BreathAI: Transfer Learning-Based Thermal Imaging for Automated Breathing Pattern Recognition
Researchers' new AI uses thermal cameras to monitor breathing, outperforming sound-based methods.
A research team led by Hamza Kheddar, Yassine Himeur, and Abbes Amira has published a paper on arXiv introducing BreathAI, a novel system for automated breathing pattern recognition. Unlike traditional sound-based methods, their approach leverages thermal imaging and a sophisticated deep learning architecture called the Adaptive Transfer Learning and Thresholding-based Deep Learning Model (ATL-TDLM). The core innovation lies in its use of hierarchical deep feature extraction combined with adaptive multi-thresholding (AMT) to precisely segment thermal data, enabling highly accurate tracking of subtle temperature changes associated with breathing.

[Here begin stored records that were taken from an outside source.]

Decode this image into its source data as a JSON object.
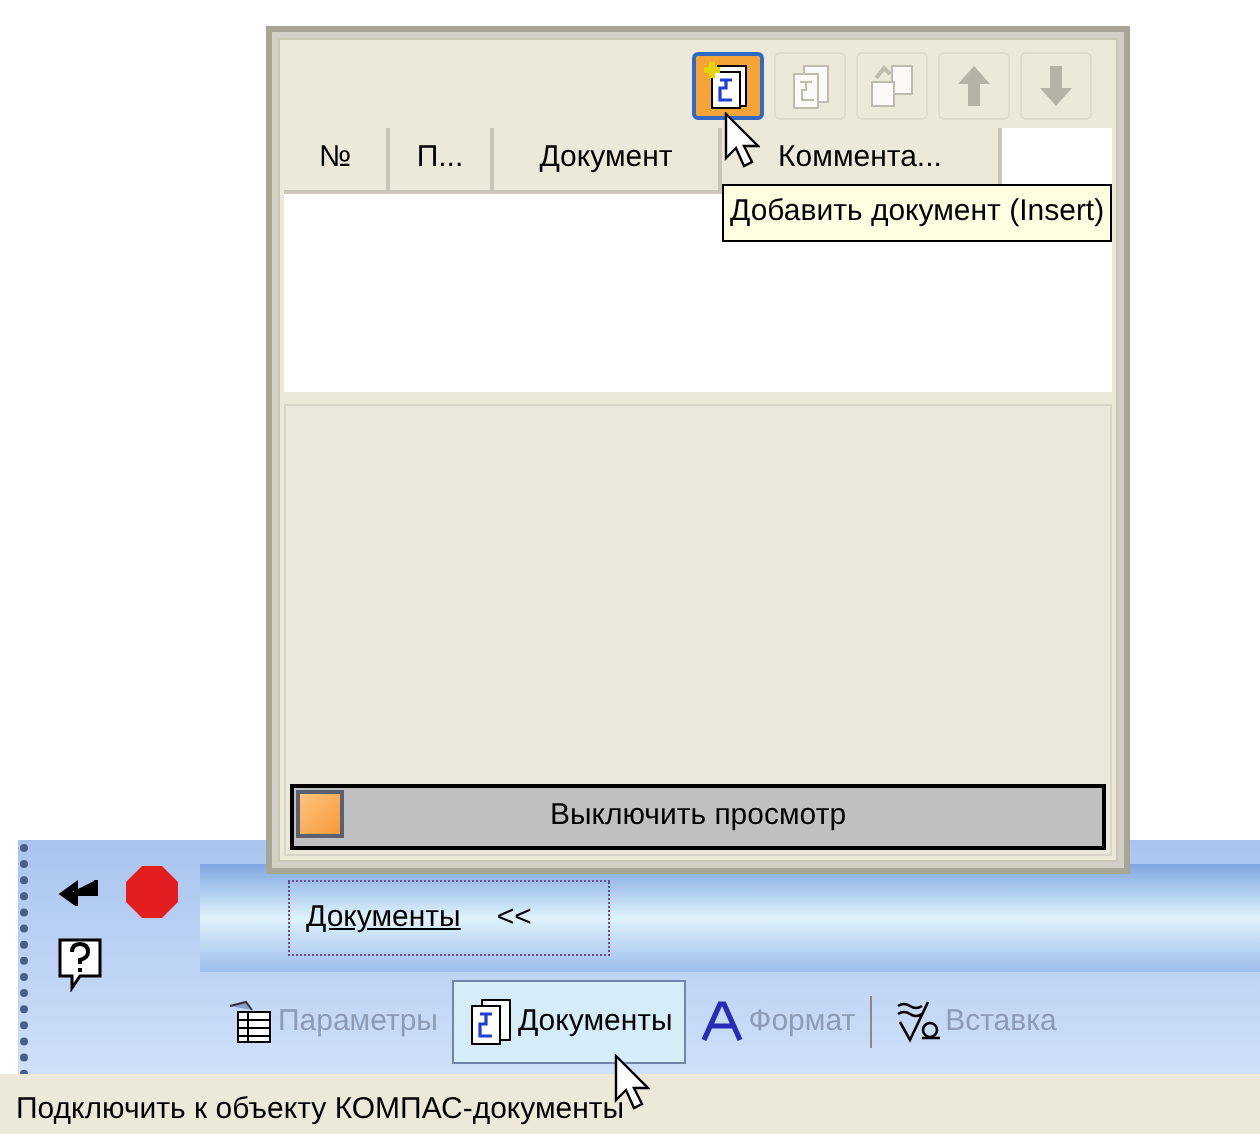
{
  "popup": {
    "tools": [
      {
        "kind": "add",
        "disabled": false,
        "hovered": true
      },
      {
        "kind": "copy",
        "disabled": true,
        "hovered": false
      },
      {
        "kind": "replace",
        "disabled": true,
        "hovered": false
      },
      {
        "kind": "up",
        "disabled": true,
        "hovered": false
      },
      {
        "kind": "down",
        "disabled": true,
        "hovered": false
      }
    ],
    "columns": [
      "№",
      "П...",
      "Документ",
      "Коммента..."
    ],
    "tooltip": "Добавить документ (Insert)",
    "preview_button": "Выключить просмотр"
  },
  "panel": {
    "documents_button": "Документы",
    "collapse": "<<"
  },
  "tabs": [
    {
      "kind": "params",
      "label": "Параметры",
      "selected": false
    },
    {
      "kind": "docs",
      "label": "Документы",
      "selected": true
    },
    {
      "kind": "format",
      "label": "Формат",
      "selected": false
    },
    {
      "kind": "insert",
      "label": "Вставка",
      "selected": false
    }
  ],
  "status_bar": "Подключить к объекту КОМПАС-документы"
}
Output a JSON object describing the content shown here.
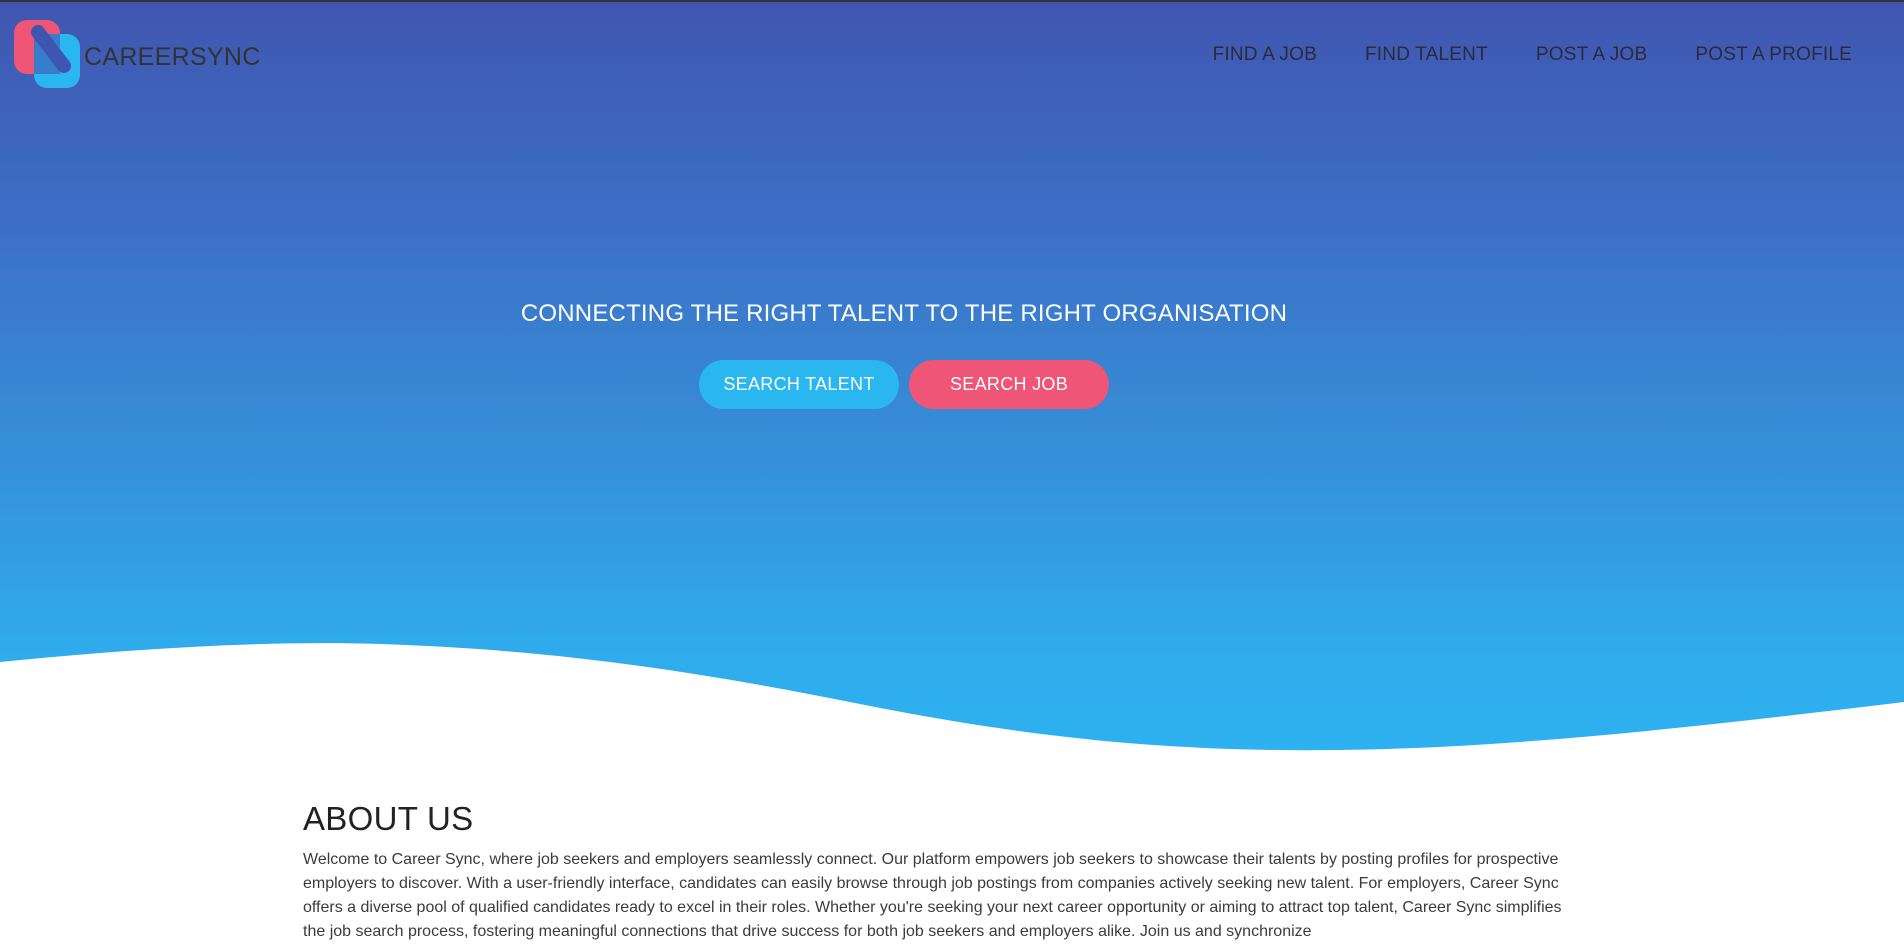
{
  "brand": {
    "name": "CAREERSYNC",
    "logo_icon": "careersync-logo-icon",
    "colors": {
      "pink": "#ef5577",
      "blue": "#2ab7f0"
    }
  },
  "nav": {
    "items": [
      {
        "label": "FIND A JOB"
      },
      {
        "label": "FIND TALENT"
      },
      {
        "label": "POST A JOB"
      },
      {
        "label": "POST A PROFILE"
      }
    ]
  },
  "hero": {
    "tagline": "CONNECTING THE RIGHT TALENT TO THE RIGHT ORGANISATION",
    "buttons": {
      "search_talent": "SEARCH TALENT",
      "search_job": "SEARCH JOB"
    },
    "colors": {
      "gradient_top": "#4056b0",
      "gradient_bottom": "#2eb2f0"
    }
  },
  "about": {
    "title": "ABOUT US",
    "text": "Welcome to Career Sync, where job seekers and employers seamlessly connect. Our platform empowers job seekers to showcase their talents by posting profiles for prospective employers to discover. With a user-friendly interface, candidates can easily browse through job postings from companies actively seeking new talent. For employers, Career Sync offers a diverse pool of qualified candidates ready to excel in their roles. Whether you're seeking your next career opportunity or aiming to attract top talent, Career Sync simplifies the job search process, fostering meaningful connections that drive success for both job seekers and employers alike. Join us and synchronize"
  }
}
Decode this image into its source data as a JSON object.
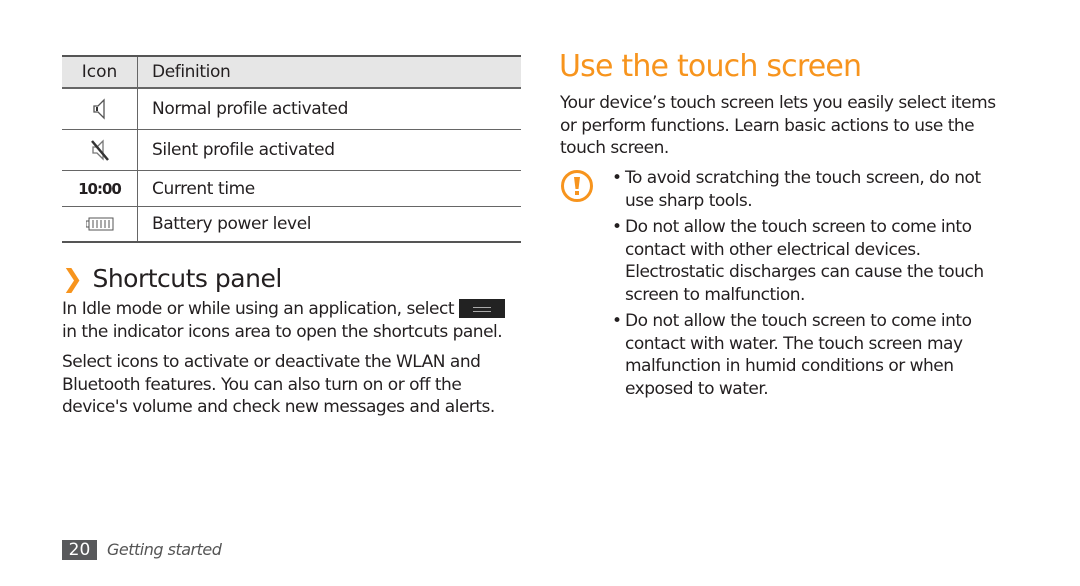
{
  "table": {
    "headers": [
      "Icon",
      "Definition"
    ],
    "rows": [
      {
        "icon": "speaker-icon",
        "definition": "Normal profile activated"
      },
      {
        "icon": "speaker-muted-icon",
        "definition": "Silent profile activated"
      },
      {
        "icon": "clock-time",
        "icon_text": "10:00",
        "definition": "Current time"
      },
      {
        "icon": "battery-icon",
        "definition": "Battery power level"
      }
    ]
  },
  "shortcuts": {
    "chevron": "❯",
    "title": "Shortcuts panel",
    "p1_before": "In Idle mode or while using an application, select",
    "p1_after": "in the indicator icons area to open the shortcuts panel.",
    "p2": "Select icons to activate or deactivate the WLAN and Bluetooth features. You can also turn on or off the device's volume and check new messages and alerts."
  },
  "touch": {
    "title": "Use the touch screen",
    "intro": "Your device’s touch screen lets you easily select items or perform functions. Learn basic actions to use the touch screen.",
    "bullets": [
      "To avoid scratching the touch screen, do not use sharp tools.",
      "Do not allow the touch screen to come into contact with other electrical devices. Electrostatic discharges can cause the touch screen to malfunction.",
      "Do not allow the touch screen to come into contact with water. The touch screen may malfunction in humid conditions or when exposed to water."
    ]
  },
  "footer": {
    "page": "20",
    "section": "Getting started"
  },
  "colors": {
    "accent": "#f7941d",
    "header_bg": "#e6e6e6",
    "page_box": "#58595b"
  }
}
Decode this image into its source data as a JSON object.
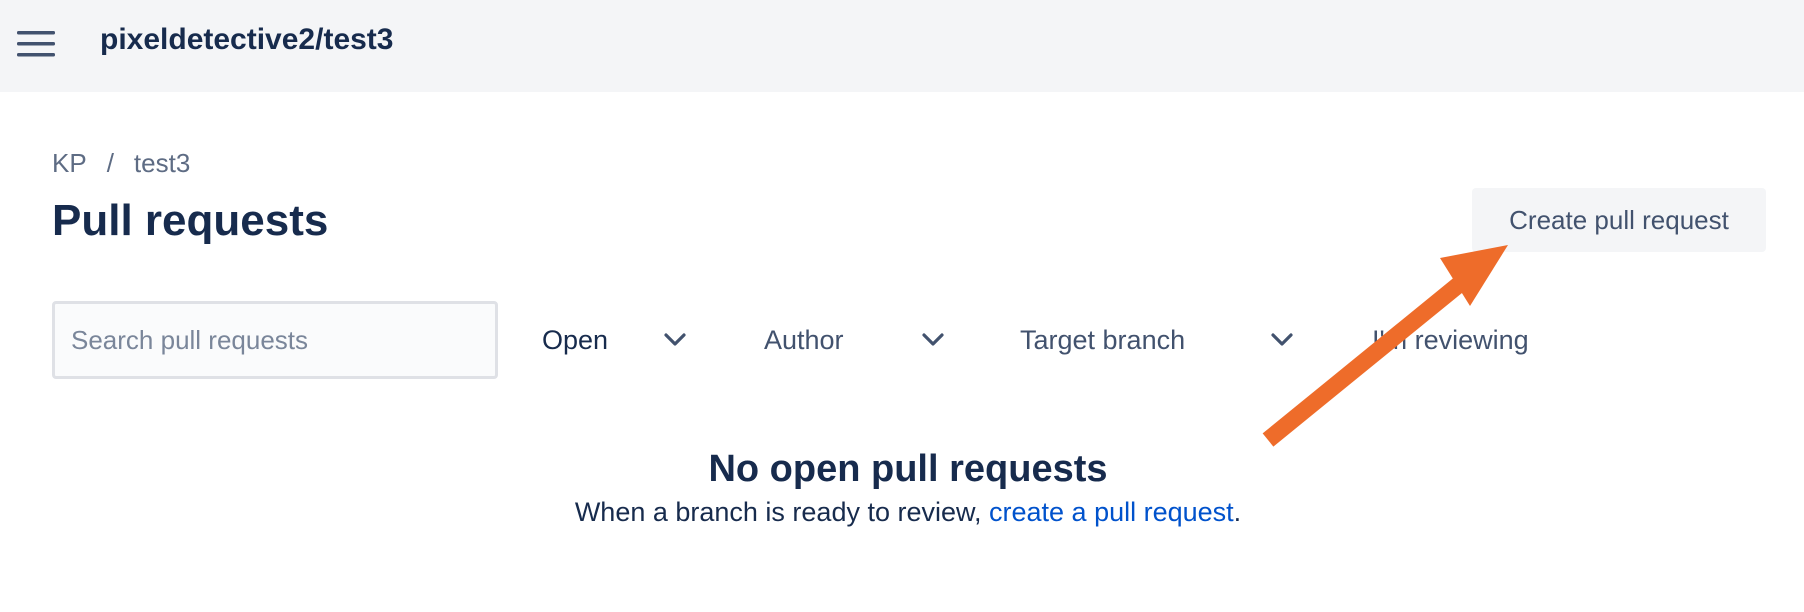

The model further enhances its performance through knowledge distillation-based fine-tuning (KD-FT) to optimize the transfer of learned features and contrastive representation learning (CRL) to better separate the inhalation and exhalation phases. This technical combination has yielded a state-of-the-art accuracy of 98.8%, significantly outperforming existing models. The system is designed to be computationally efficient, making real-time monitoring feasible. Its primary application is in the non-contact, silent detection of respiratory disorders such as sleep apnea and asthma, offering a more comfortable and continuous monitoring solution compared to intrusive sensors or microphones.
- Uses thermal imaging instead of sound, enabling silent, non-contact breathing monitoring.
- Achieves 98.8% accuracy by combining adaptive multi-thresholding and contrastive learning.
- Designed for efficient real-time use in detecting sleep apnea and asthma.
Why It Matters
Enables continuous, discreet health monitoring without wearable sensors, potentially improving early diagnosis of respiratory conditions.